The majority of respondents reported a positive view of their GP and their practices, but 41.6% of respondents indicated that sexual orientation was irrelevant. This suggests that many MSM do not appreciate that same-sex relationships might be relevant in terms of the medical care and support received from primary care. Therefore, future initiatives to highlight the importance of disclosure of sexual orientation in receiving the right healthcare and support should not simply address primary care practitioners but also MSM themselves.

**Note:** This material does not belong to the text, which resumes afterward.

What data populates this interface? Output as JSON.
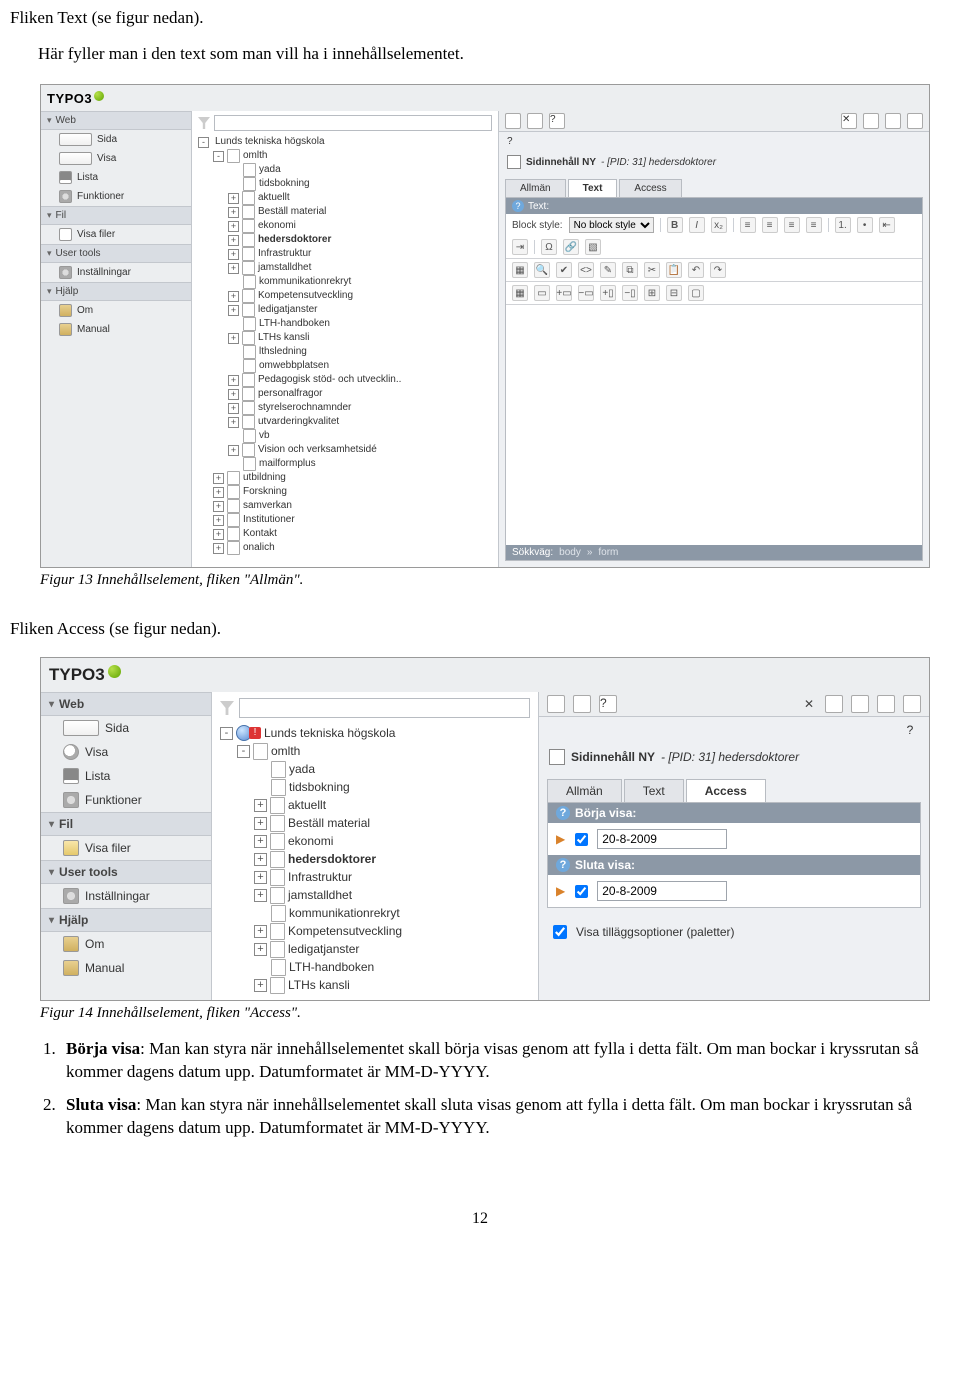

The opportunity for men to express comments and suggestions revealed that MSM would like GP practices to be more relevant. MSM perceived that the main focus of primary care was disproportionately on other populations. Some common themes for suggested improvements emerged from the comments received including:
•A general equalities statement on display in the waiting area explaining that the practice does not discriminate on the grounds of race, gender or sexual orientation and that anything shared with practice staff will be confidential; •More relevant posters, leaflets and other info for LGBT people including for local organisations or services which may be relevant; •Enhanced staff training on equalities and sexual orientation and discussing this with patients; •Dedicated clinic hours or a nominated doctor for MSM/LGBT patients; •An effort to improve communication between the doctor and the patient.
To conclude, this study has shown that MSM may on occasion disclose sexual orientation to clinicians in general practice, but only if they feel it is directly relevant to the consultation (‘sometimes tell’). It is uncommon for GPs to specifically ask men about same-sex partners (‘don’t ask’). However, MSM who did disclose their sexual orientation in primary care generally reported positive support and some rated this as ‘excellent’.
Footnotes
Acknowledgements
With thanks to the respondents who participated in this study and the clinicians in the West of Scotland sexual health services Managed Clinical Network MSM Steering Group who distributed the questionnaire. We also wish to acknowledge the third sector organisations who were partners in the project: THT Scotland, LGBT Youth, Gay Men’s Health and Waverley Care.
Declaration of Conflicting Interests
The authors declared no potential conflicts of interest with respect to the research, authorship, and/or publication of this article.
Funding
This study was undertaken by the West of Scotland sexual health services Managed Clinical Network without additional funding. The authors received no financial support for the research, authorship, and/or publication of this article.
Ethical approval
The study proposal and questionnaire was submitted to the West of Scotland Ethics Committee, who confirmed that there was no need for full ethical approval.